The fencing wasn't complete and the barn wasn't completely finished when the first 2 alpacas arrived. The couple we bought them from was nice enough to deliver them on their way to visit their daughter in TX for Thanksgiving. But we couldn't move the Thanksgiving holiday just because our barn wasn't ready. So the alpacas arrived and we put them in a stall on the end of the barn that was already finished. Problem was that we had a nice stall in the barn, and one nice fenced pasture on the other side of the property, but they weren't connected. To keep them safe from predators we wanted to put them in the barn at nigt. (We don't do this anymore.) You should have seen me eight months pregnant running, chasing, trying to herd 2 alpacas from out in the huge field into a door of the barn. Um, they weren't having it. Thanks to alpaca Joe for the advice to use ropes on t-posts to create a temporary alleyway for them to pass from pasture into barn. Alleyways are so key. Whew! That wore me out. I remember walking in and immediately popping in Marty McGee's video on handling alpacas, thinking I had so much to learn!

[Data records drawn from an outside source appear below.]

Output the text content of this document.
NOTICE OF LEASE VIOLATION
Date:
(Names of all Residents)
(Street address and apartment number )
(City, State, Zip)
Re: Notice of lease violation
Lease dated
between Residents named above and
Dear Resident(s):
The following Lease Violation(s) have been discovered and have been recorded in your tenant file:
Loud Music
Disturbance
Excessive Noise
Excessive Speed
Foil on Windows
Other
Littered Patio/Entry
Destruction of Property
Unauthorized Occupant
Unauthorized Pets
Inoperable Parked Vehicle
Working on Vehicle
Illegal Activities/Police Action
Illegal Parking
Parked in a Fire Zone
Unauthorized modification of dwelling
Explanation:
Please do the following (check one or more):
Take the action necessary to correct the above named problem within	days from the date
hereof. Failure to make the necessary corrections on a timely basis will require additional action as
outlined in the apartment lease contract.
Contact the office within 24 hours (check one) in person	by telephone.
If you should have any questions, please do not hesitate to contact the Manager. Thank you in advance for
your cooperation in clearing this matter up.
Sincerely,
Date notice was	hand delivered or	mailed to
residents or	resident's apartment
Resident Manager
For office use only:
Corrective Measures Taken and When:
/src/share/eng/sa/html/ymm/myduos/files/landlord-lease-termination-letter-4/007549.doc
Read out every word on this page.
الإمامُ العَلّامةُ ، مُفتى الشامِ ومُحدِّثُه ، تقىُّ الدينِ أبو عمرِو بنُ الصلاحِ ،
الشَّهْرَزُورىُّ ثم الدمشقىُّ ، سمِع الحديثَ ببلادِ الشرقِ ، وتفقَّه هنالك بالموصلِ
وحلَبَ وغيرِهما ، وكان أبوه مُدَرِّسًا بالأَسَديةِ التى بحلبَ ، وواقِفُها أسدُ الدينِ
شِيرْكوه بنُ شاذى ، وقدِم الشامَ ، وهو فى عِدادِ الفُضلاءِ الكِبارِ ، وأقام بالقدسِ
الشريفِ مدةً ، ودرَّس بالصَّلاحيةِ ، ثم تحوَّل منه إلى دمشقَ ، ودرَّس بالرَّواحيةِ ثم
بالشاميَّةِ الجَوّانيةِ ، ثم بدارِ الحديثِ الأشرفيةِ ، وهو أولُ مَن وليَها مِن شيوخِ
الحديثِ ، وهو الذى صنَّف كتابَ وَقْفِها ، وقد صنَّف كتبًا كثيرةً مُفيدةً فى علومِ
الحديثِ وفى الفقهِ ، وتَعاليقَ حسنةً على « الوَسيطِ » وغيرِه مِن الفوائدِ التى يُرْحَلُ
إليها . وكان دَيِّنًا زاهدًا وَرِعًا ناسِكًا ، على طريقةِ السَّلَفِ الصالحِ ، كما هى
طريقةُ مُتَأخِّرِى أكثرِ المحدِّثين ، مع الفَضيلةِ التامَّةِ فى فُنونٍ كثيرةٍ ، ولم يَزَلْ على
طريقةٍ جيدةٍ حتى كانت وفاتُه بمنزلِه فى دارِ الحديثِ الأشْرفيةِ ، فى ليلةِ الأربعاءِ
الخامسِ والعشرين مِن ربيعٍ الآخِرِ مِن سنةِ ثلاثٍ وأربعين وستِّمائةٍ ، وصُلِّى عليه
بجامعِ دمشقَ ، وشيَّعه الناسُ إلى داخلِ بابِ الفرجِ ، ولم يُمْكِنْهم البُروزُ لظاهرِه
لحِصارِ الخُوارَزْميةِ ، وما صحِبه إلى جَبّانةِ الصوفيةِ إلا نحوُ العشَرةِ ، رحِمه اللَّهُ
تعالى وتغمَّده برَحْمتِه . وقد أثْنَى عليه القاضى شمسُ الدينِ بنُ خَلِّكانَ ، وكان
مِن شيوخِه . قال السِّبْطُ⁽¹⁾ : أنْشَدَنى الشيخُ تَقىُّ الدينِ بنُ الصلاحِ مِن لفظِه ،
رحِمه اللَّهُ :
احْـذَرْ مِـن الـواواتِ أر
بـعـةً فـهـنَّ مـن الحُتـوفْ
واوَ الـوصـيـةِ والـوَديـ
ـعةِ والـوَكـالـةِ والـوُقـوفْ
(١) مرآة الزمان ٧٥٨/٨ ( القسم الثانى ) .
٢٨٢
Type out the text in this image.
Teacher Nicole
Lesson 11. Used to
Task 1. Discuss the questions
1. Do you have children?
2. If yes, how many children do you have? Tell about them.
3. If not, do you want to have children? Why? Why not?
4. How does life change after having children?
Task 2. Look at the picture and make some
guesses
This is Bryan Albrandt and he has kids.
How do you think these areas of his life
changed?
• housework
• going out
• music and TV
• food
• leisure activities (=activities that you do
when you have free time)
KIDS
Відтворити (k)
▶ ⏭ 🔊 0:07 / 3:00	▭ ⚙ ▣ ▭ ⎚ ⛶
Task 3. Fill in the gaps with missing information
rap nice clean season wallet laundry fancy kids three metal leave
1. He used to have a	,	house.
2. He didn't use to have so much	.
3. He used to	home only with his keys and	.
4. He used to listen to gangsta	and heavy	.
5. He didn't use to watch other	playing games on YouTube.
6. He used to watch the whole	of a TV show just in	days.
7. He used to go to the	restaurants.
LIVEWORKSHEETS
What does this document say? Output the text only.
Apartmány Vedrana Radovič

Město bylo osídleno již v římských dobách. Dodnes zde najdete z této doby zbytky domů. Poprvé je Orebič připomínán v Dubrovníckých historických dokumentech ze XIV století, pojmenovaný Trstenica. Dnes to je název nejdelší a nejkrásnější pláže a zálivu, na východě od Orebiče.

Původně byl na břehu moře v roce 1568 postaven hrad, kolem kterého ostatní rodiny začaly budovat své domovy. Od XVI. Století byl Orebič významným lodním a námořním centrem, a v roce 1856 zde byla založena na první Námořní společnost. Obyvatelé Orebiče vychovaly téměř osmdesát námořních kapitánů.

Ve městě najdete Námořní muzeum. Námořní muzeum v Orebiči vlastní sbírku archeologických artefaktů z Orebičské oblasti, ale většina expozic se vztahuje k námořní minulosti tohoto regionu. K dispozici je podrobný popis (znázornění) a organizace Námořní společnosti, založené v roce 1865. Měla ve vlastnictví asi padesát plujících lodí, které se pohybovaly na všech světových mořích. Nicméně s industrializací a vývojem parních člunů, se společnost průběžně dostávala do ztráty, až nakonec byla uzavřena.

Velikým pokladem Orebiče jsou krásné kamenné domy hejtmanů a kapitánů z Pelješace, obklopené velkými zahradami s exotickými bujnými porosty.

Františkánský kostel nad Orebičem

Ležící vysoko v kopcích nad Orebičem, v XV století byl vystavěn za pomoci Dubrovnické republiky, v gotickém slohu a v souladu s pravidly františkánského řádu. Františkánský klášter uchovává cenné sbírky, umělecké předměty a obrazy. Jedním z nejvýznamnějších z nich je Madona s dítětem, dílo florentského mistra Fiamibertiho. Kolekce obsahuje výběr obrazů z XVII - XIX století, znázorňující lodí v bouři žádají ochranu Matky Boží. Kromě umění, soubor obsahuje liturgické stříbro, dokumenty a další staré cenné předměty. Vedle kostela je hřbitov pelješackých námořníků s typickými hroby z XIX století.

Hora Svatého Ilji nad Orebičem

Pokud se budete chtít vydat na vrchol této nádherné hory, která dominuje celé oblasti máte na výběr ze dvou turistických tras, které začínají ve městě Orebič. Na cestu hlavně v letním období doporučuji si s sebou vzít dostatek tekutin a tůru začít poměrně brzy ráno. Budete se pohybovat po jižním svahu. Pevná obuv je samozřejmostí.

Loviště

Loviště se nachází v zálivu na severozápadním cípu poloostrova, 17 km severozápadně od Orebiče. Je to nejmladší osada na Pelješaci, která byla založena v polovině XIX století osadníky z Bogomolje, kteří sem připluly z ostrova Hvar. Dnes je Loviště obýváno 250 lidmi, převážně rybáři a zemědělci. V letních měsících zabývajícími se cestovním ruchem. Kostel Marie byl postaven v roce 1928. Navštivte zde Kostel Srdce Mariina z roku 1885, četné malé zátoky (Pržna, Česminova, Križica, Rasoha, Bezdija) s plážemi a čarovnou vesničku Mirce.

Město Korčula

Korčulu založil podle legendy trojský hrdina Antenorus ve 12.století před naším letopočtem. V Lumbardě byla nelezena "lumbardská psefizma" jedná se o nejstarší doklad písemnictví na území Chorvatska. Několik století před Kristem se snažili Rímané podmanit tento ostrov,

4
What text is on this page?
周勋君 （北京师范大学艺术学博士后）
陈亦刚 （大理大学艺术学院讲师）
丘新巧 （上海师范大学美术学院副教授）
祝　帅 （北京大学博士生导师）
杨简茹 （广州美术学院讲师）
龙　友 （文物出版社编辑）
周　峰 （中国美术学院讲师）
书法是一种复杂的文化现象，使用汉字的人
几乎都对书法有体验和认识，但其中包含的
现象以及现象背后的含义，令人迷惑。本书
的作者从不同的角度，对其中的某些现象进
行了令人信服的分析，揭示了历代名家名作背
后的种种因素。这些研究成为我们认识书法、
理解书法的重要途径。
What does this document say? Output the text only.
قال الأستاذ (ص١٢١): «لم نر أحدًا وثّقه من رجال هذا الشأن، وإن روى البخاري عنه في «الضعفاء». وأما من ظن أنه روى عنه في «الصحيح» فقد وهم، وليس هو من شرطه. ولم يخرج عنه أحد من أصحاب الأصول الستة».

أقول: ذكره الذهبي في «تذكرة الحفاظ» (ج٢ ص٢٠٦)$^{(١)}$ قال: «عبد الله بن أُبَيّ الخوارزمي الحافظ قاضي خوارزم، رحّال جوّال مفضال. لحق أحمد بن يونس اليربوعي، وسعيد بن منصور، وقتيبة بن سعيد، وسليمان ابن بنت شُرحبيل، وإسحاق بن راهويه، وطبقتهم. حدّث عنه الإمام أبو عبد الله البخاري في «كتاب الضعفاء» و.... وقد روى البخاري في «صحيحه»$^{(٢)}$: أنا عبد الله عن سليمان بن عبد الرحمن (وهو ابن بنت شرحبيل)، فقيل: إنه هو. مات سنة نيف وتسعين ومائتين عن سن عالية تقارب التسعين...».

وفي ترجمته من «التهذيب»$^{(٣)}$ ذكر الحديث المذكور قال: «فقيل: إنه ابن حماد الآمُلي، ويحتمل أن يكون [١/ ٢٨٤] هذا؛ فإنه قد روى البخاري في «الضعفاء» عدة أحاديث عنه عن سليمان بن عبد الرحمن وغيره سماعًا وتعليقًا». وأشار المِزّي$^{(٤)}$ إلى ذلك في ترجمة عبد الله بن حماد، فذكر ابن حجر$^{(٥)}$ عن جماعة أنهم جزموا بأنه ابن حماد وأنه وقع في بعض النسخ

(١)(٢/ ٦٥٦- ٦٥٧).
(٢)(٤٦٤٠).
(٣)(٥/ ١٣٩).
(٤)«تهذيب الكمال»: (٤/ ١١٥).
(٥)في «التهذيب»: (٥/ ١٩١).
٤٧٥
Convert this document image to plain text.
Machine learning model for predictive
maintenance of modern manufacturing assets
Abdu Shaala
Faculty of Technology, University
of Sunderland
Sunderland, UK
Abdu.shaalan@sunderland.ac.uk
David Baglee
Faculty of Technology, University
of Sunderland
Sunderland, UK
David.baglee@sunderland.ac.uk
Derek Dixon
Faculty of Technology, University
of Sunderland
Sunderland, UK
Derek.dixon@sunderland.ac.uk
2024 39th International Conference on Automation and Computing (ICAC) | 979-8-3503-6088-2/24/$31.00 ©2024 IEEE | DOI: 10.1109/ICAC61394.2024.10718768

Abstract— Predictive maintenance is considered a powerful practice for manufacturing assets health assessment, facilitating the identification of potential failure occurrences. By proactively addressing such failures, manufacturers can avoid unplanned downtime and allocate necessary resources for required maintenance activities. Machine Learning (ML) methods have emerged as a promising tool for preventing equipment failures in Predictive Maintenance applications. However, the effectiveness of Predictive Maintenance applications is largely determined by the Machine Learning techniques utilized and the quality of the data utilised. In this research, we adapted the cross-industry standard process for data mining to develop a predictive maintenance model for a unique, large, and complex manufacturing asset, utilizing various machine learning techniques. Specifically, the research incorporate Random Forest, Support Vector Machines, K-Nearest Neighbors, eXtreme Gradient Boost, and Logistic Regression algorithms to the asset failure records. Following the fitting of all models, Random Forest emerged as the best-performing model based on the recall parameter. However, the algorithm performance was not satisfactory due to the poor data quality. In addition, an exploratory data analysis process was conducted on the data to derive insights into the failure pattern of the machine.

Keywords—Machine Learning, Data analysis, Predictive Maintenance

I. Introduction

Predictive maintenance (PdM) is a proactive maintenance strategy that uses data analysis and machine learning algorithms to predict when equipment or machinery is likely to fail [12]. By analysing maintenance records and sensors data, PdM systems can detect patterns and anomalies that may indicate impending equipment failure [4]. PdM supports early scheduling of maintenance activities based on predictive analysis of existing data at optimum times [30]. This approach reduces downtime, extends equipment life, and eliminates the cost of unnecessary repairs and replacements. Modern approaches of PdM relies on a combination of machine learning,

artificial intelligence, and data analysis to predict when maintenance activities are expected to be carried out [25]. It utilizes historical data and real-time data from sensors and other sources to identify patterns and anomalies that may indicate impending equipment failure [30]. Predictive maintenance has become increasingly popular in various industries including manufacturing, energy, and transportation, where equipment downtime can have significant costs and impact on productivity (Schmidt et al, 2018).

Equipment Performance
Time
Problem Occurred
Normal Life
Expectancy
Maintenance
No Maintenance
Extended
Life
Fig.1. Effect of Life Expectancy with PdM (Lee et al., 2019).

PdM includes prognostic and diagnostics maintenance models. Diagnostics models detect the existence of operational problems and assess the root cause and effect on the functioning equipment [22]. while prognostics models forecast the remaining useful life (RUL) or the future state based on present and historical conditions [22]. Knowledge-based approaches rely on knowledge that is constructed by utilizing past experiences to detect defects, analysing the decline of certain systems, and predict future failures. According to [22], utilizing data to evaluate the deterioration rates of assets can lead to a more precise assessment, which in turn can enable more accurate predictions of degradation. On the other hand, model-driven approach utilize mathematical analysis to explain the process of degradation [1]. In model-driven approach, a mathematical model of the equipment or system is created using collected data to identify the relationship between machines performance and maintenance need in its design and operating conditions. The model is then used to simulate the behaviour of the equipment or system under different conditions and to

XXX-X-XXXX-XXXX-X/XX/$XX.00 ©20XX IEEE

What makes someone want to continually take on this kind of life? In psychology there is the hope of healing. Without getting too involved in self-analysis, I believe that I found my calling in life when I became a mother. My desire to be a nurturer is stronger than my desire to heal others. In the book, The Contrary Farmer, author Gene Logsdon describes farmers as nurturers. They tend the soil, the flocks, the way a mother does her babies. Farming has traditionally been a socially acceptable way for men to be professional nurturers. It makes sense that this profession calls women to it. And once we see an alpaca, with that adorably cute face....are you kidding? We are hooked. Personally, I never stood a chance.